Labor Union Report, a project of former union organizer and labor consultant Peter List, has found that hundreds of librarians and other staff members will be laid off in the wake of mass teacher walkouts. Strikes have proven effective bargaining tactics for union members, garnering larger pay increases, smaller class sizes, and a crackdown on traditionally non-union charter schools from Los Angeles and Denver to Oakland and West Virginia. They have also left school districts scrambling to make cuts elsewhere.

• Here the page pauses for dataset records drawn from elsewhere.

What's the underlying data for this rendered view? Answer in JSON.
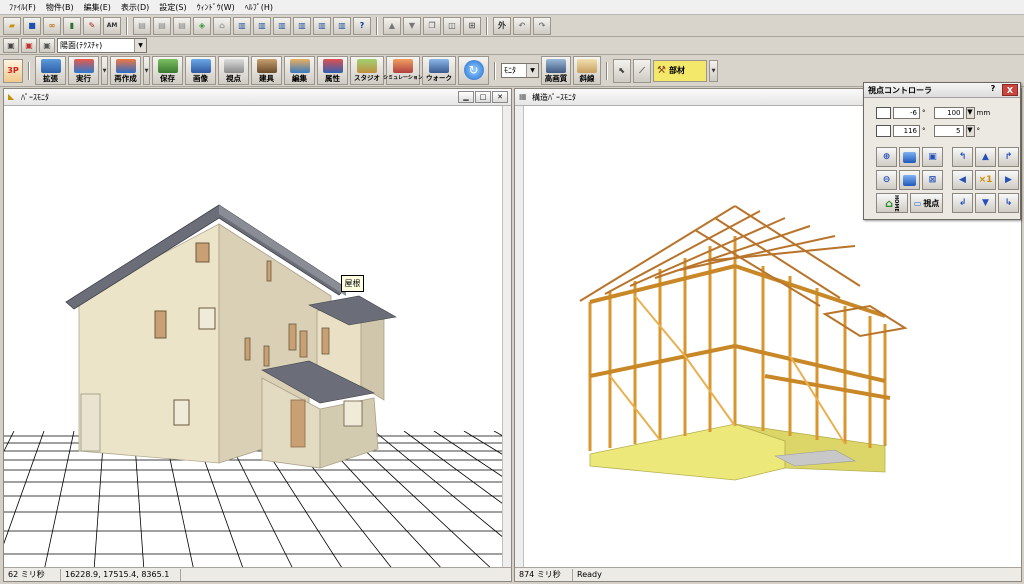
{
  "menu": [
    "ﾌｧｲﾙ(F)",
    "物件(B)",
    "編集(E)",
    "表示(D)",
    "設定(S)",
    "ｳｨﾝﾄﾞｳ(W)",
    "ﾍﾙﾌﾟ(H)"
  ],
  "toolbar1": {
    "am_label": "AM",
    "gaku_label": "外"
  },
  "toolbar2": {
    "view_mode": "陽面(ﾃｸｽﾁｬ)"
  },
  "toolbar3": {
    "three_p": "3P",
    "buttons": [
      "拡張",
      "実行",
      "再作成",
      "保存",
      "画像",
      "視点",
      "建具",
      "編集",
      "属性",
      "スタジオ",
      "シミュレーション",
      "ウォーク"
    ],
    "monitor_select": "ﾓﾆﾀ",
    "hq_label": "高画質",
    "slope_label": "斜線",
    "parts_label": "部材"
  },
  "left_pane": {
    "title": "ﾊﾟｰｽﾓﾆﾀ",
    "tooltip": "屋根",
    "status_time": "62 ミリ秒",
    "status_coords": "16228.9, 17515.4, 8365.1"
  },
  "right_pane": {
    "title": "構造ﾊﾟｰｽﾓﾆﾀ",
    "status_time": "874 ミリ秒",
    "status_state": "Ready"
  },
  "viewpoint": {
    "title": "視点コントローラ",
    "help": "?",
    "close": "X",
    "angle1": "-6",
    "angle2": "116",
    "degree_unit": "°",
    "step_distance": "100",
    "step_unit": "mm",
    "step_angle": "5",
    "zoom_x1": "×1",
    "viewpoint_btn": "視点",
    "home_label": "HOME"
  },
  "colors": {
    "wall": "#e9e0c6",
    "roof": "#6b6e78",
    "timber": "#e3a73d",
    "foundation": "#ece97a"
  }
}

In Denver, the school system's central office is expected to "cut more than 220 positions." Those cuts are expected to generate $17 million, a portion of which will be used to pay for the 7 to 11 percent pay raises the union negotiated during its shutdown. In Oakland, 257 positions will be eliminated to save the district $22 million in the next fiscal year. Those jobs will come from beyond its administrative offices and include district secretaries and librarians. List expects these stories to expand as other unions weigh using strikes to extract concessions from school districts.
"As teachers across the nation continue to push for higher salaries and school districts agree to those demands, school budgets become strained," List writes. "As a result, cuts seem inevitable."
Other labor watchdogs are concerned that the spread of strikes will distort public policy. School officials are held accountable by city residents, while union officials only have to respond to their members. Patrick Semmens, spokesman for the National Right to Work Foundation, said union officials are focused solely on the paychecks of dues payers, rather than taxpayers or non-union education workers. When districts do not push back, they will have to make cuts elsewhere.
"These cuts demonstrate the danger of letting union bosses dictate education policy by using strikes to hold the public hostage," Semmens said.
School cancellations and other disruptions associated with walkouts generate public pressure on district officials or other elected policy makers, rather than union bosses. Semmens pointed to West Virginia, the site of two statewide teachers strikes in the past three years. Public officials killed education reform legislation to placate union demands. Striking has given union officials veto power of how the education system is run, according to Semmens.
"Elected officials who are accountable to voters should be the ones determining how tax dollars are allocated in the public education system, not teacher union officials who always put their own power ahead what’s best for students," he said.